Инженер Карел и его сын пили чай на веранде летнего домика. Кай перешел уже в четвертый класс, но оставался таким же любознательным, как и прежде.
— Ну, программируется сценарий, моделируются декорации, подбираются исполнители на главные роли. В общем, все как в кино.
— Кино уже давно делают на компьютерах почти без всяких артистов.
— И здесь то же самое. Все роли исполняют специально запрограммированные виртуальные фантомы, хотя в принципе допускается и присутствие живых людей.
— А как делаются фантомы?
— Как, как… Если сон исторический, для главных действующих лиц создаются персонажи, похожие внешне на своих прототипов. Они программируются в соответствии с характером прототипов, уровнем их знаний, поведенческими особенностями, здоровьем и так далее. Затем они играют роль согласно разработанному сценарию, но в отличие от кино обладают достаточными степенями свободы.
— Как в компьютерных играх?
— Да. — Карел, что-то вспомнив, заулыбался. — Недавно и меня привлекли для одного такого персонажа, правда, не полностью.
— Как это — не полностью?
— Взяли мою физиономию, состарили лет на двадцать, заменили глаза на более жестокие, поменяли прическу, одели подобающим образом. Надо попросить сделать распечатку.
— Папа, что же от тебя осталось?
— Ну, вот хотя бы эта родинка, — Карел показал на шею, слева под подбородком.
— А кого ты там изображал? То есть я хотел спросить, для кого потребовалась твоя внешность?
— Для одного типа из древнего мира.
— Для кого?
— Ты все равно не знаешь. Для одного древнего римлянина.
— Для Юлия Цезаря?
— А что, кроме Юлия Цезаря, других римлян не было? — подтрунил над сыном инженер.
— Ну для кого же тогда?
— Для Суллы. Пей давай чай, пока не остыл.

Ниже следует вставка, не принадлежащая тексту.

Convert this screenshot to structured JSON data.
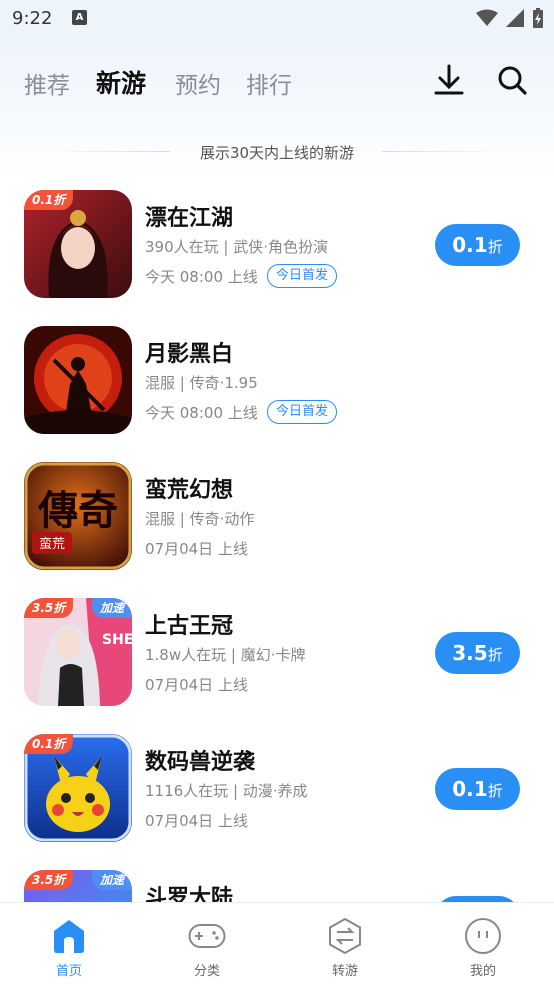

Сын задумался. Карел тем временем, прихлебывая из своей кружки, стал просматривать на электронной панели подставки под горячее расписание телепередач.
— Для Луция Корнелия Суллы? — уточнил мальчуган. — Которого еще называли Счастливым?
Инженер поперхнулся чаем и уставился на сына.
— Ты откуда знаешь про Суллу?
— Пап, я же состою в школьном обществе «Древних цивилизаций». Ты что, забыл?
— Ах да. Точно, — успокоился инженер по перемещениям. — Ну и что ты еще про него знаешь? Крутой, говорят, был диктатор.
— Недавно нашли его мемуары. Скажи, а если в таком сне примет участие живой человек, что он увидит?
— То же, что и спящий, плюс самого спящего как бы со стороны, с которым он может общаться. Образ спящего, кстати, тоже программируется. Его, как правило, наряжают в соответствии со сценарием и часто внушают определенную роль, чтобы вписать в сюжет. Как они это делают — ума не приложу. Учись хорошо и, когда вырастешь, сам станешь оператором таких сеансов, как наш Мортимер.